Cerchi's pumpkin soup was kept lightly salted, allowing for the smokey flavours of the creamy pumpkin to come forth. Smoking the pumpkin with star anise and cinnamon made for a flavourful and fragrant soup.
For a unique presentation, he served his soup in a thick clear-glass jar, making the dish as if it were a wrapped present holding a burst of flavours within.
Chef Bala Nanda on cooking with olive oil
When it comes to cooking with olive oil, Bala recommends slow cooking is best - though it sounds tedious to me!
This means constantly cooking under 60 degrees Celcius. So if your oven gets warmer, turn it off for a bit, and then turn it on again when the temperature drops.

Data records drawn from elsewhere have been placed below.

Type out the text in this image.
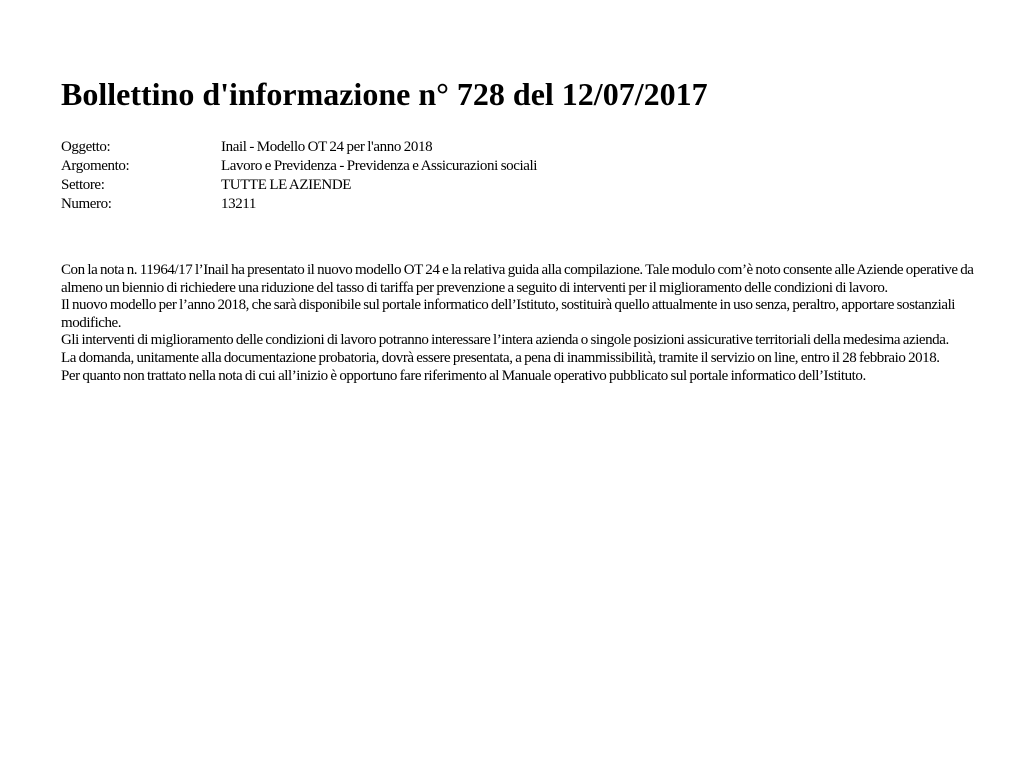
Bollettino d'informazione n° 728 del 12/07/2017
Oggetto:	Inail - Modello OT 24 per l'anno 2018
Argomento:	Lavoro e Previdenza - Previdenza e Assicurazioni sociali
Settore:	TUTTE LE AZIENDE
Numero:	13211

Con la nota n. 11964/17 l’Inail ha presentato il nuovo modello OT 24 e la relativa guida alla compilazione. Tale modulo com’è noto consente alle Aziende operative da almeno un biennio di richiedere una riduzione del tasso di tariffa per prevenzione a seguito di interventi per il miglioramento delle condizioni di lavoro.

Il nuovo modello per l’anno 2018, che sarà disponibile sul portale informatico dell’Istituto, sostituirà quello attualmente in uso senza, peraltro, apportare sostanziali modifiche.

Gli interventi di miglioramento delle condizioni di lavoro potranno interessare l’intera azienda o singole posizioni assicurative territoriali della medesima azienda.

La domanda, unitamente alla documentazione probatoria, dovrà essere presentata, a pena di inammissibilità, tramite il servizio on line, entro il 28 febbraio 2018.

Per quanto non trattato nella nota di cui all’inizio è opportuno fare riferimento al Manuale operativo pubblicato sul portale informatico dell’Istituto.
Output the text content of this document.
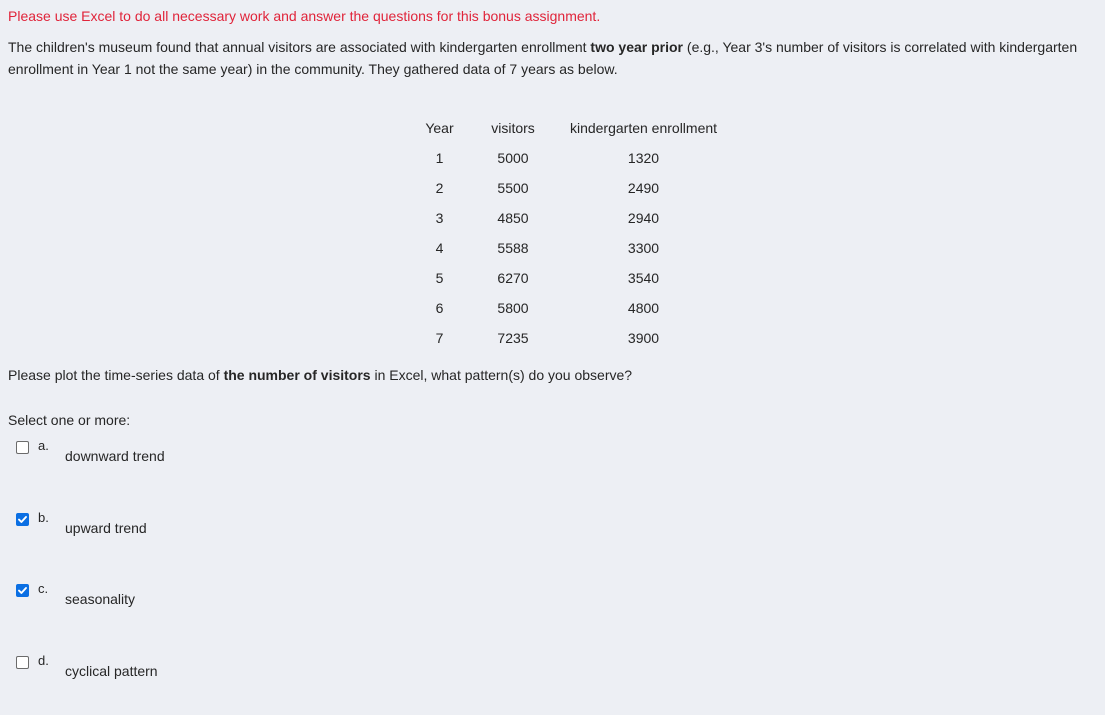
Please use Excel to do all necessary work and answer the questions for this bonus assignment.
The children's museum found that annual visitors are associated with kindergarten enrollment two year prior (e.g., Year 3's number of visitors is correlated with kindergarten enrollment in Year 1 not the same year) in the community. They gathered data of 7 years as below.
Year	visitors	kindergarten enrollment
1	5000	1320
2	5500	2490
3	4850	2940
4	5588	3300
5	6270	3540
6	5800	4800
7	7235	3900
Please plot the time-series data of the number of visitors in Excel, what pattern(s) do you observe?
Select one or more:
a.
downward trend
b.
upward trend
c.
seasonality
d.
cyclical pattern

Bala likes to drizzle olive oil over his salmon and thinly-sliced zucchinis and brinjals, which are favourite dishes of his diners.
Chef Antoine Rodriguez on making jus sauces
Jus is a terrific accompaniment for red or gamey meats. It enhances the juicy flavour of a steak.
Rodriguez's beef jus is nicely balanced with bitter, sweet and peppery flavours. This is the result of cooking on low heat.
You'll need a dollop of salted butter, two to three finely-chopped shallots, three tablespoons of truffle juice (which can be bought in a gourmet deli), three tablespoons of port wine, 10 tablespoons of juice from your braised steaks or meats and a few drops of truffle oil (also available in a gourmet deli).
Then blend all the ingredients together. The sauce is good for four main dishes of steak.
Chef Karamvir Singh Godrei on chocolate
Karamvir's advice is to always use good chocolate. It may cost more but the end result is worth it. Is it any wonder his chocolate mousse made from 66 per cent Varlhona cocoa is both light and satiating at the same time? And unsurprisingly addictive, I might add!